Yine, bunun yanında, TRT'yle ilgili olarak sürekli katkı payı alınırken devletin, halkın cebinden, para alınırken bir taraftan da bu iki yıllık süre içerisinde biraz gazetecilere ne yaptığınıza bir bakalım. Onlarca televizyon kanalını kapattınız çünkü sizin düşüncelerinizi yansıtmıyordu. Bir amcanın bir haykırışı vardı: "Ya, ben 130 televizyonda tek adamı dinlemek zorunda mıyım?" Gerçekten öyle, kumandanın düğmesine basıyorsunuz sürekli olarak tek bir ses, tek bir yüz ve sürekli aynı cümleler. İşte, o muhalif kanalların hepsini kapattığınız için bu hâldeyiz.
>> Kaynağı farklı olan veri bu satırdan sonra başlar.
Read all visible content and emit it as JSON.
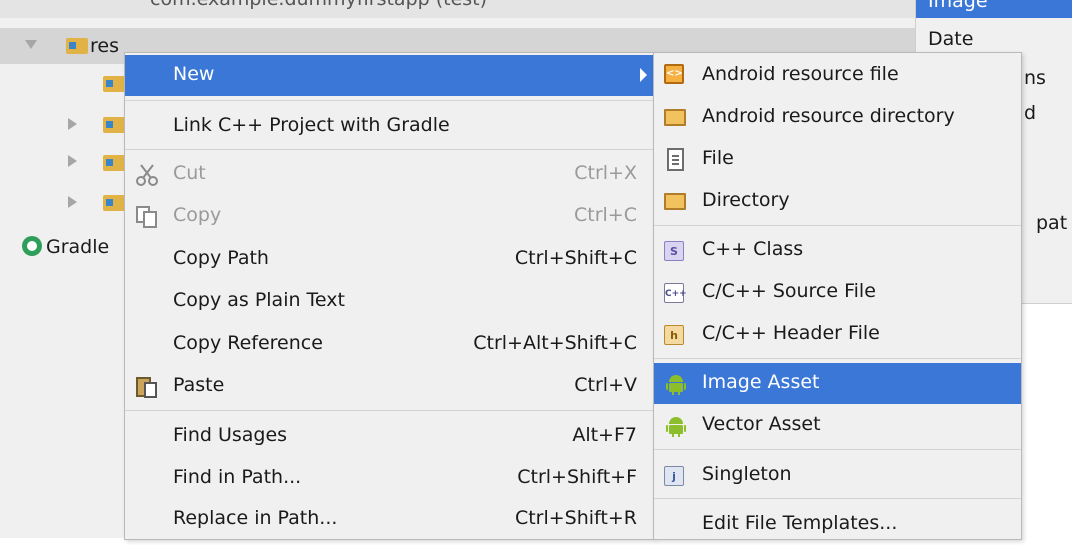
{
  "tree": {
    "top_item": "com.example.dummyfirstapp (test)",
    "res_label": "res",
    "gradle_label": "Gradle"
  },
  "side_panel": {
    "items": [
      "Image",
      "Date",
      "ns",
      "d",
      "pat"
    ]
  },
  "context_menu": {
    "items": [
      {
        "label": "New",
        "shortcut": "",
        "has_submenu": true,
        "selected": true
      },
      {
        "label": "Link C++ Project with Gradle",
        "shortcut": ""
      },
      {
        "label": "Cut",
        "shortcut": "Ctrl+X",
        "disabled": true,
        "icon": "scissors-icon"
      },
      {
        "label": "Copy",
        "shortcut": "Ctrl+C",
        "disabled": true,
        "icon": "copy-icon"
      },
      {
        "label": "Copy Path",
        "shortcut": "Ctrl+Shift+C"
      },
      {
        "label": "Copy as Plain Text",
        "shortcut": ""
      },
      {
        "label": "Copy Reference",
        "shortcut": "Ctrl+Alt+Shift+C"
      },
      {
        "label": "Paste",
        "shortcut": "Ctrl+V",
        "icon": "paste-icon"
      },
      {
        "label": "Find Usages",
        "shortcut": "Alt+F7"
      },
      {
        "label": "Find in Path...",
        "shortcut": "Ctrl+Shift+F"
      },
      {
        "label": "Replace in Path...",
        "shortcut": "Ctrl+Shift+R"
      }
    ]
  },
  "submenu": {
    "items": [
      {
        "label": "Android resource file",
        "icon": "android-resource-file-icon"
      },
      {
        "label": "Android resource directory",
        "icon": "folder-icon"
      },
      {
        "label": "File",
        "icon": "file-icon"
      },
      {
        "label": "Directory",
        "icon": "folder-icon"
      },
      {
        "label": "C++ Class",
        "icon": "cpp-class-icon"
      },
      {
        "label": "C/C++ Source File",
        "icon": "cpp-source-icon"
      },
      {
        "label": "C/C++ Header File",
        "icon": "header-file-icon"
      },
      {
        "label": "Image Asset",
        "icon": "android-icon",
        "selected": true
      },
      {
        "label": "Vector Asset",
        "icon": "android-icon"
      },
      {
        "label": "Singleton",
        "icon": "singleton-icon"
      },
      {
        "label": "Edit File Templates...",
        "icon": ""
      }
    ]
  },
  "colors": {
    "selection": "#3a77d6",
    "menu_bg": "#f0f0f0",
    "android_green": "#8cbd2b",
    "folder": "#e1b347"
  }
}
Yine, bütün muhalif gazetecileri cezaevine koydunuz. Bunlara "gazeteci" demiyorsunuz. Çünkü gazeteci kartlarını veren sizsiniz, siz kendinize göre tanımlıyorsunuz, size göre onlar gazeteci değil. Niye? Çünkü sizin düşüncelerinizi yansıtmıyor. Çünkü sizin özel uçaklarınızla seyahat edip sizin ısmarladığınız şekilde yazılar yazmıyor. Ama buradan uyarıyorum, tekrar uyarıyorum, her defasında bir de uyarı yapıyorum arkadaşlar: Bakın, bu yaptıklarınız döner gelir sizi vurur. Bence bu uygulamalarınızdan bir an önce vazgeçin.
Bir de bu katkı paylarının burada bir kısmını kaldırmışsınız ama eğer halkı düşünüyorsanız bence bu önergedeki gibi hepsinin kaldırılması lazım. Halk kendine küfreden, kendine hakaret eden bir televizyona katkı vermek zorunda değil. Bakın, birine "TRT Kürdî" demişsiniz, Türkçe yetmemiş, bir de Kürtçe, daha çok bizim halkın, Kürt halkının anladığı dilden sabahtan akşama kadar onların seçilmişleri hakkında, onların iradeleri hakkında hakaret ediyorsunuz, küfrettiriyorsunuz. Biz bu hakaretlere, bu küfürlere, bu saldırılara bir de destek vermek zorunda değiliz ki.
O açıdan, özellikle bu TRT katkı payıyla ilgili olarak, en kısa zamanda bunun kaldırılması... Kendinize bir televizyon açın, gerçekten bu konuda sizi destekliyorum diyorum.
Teşekkür ederim. (HDP sıralarından alkışlar)
BAŞKAN - Teşekkür ederim Sayın Acar Başaran.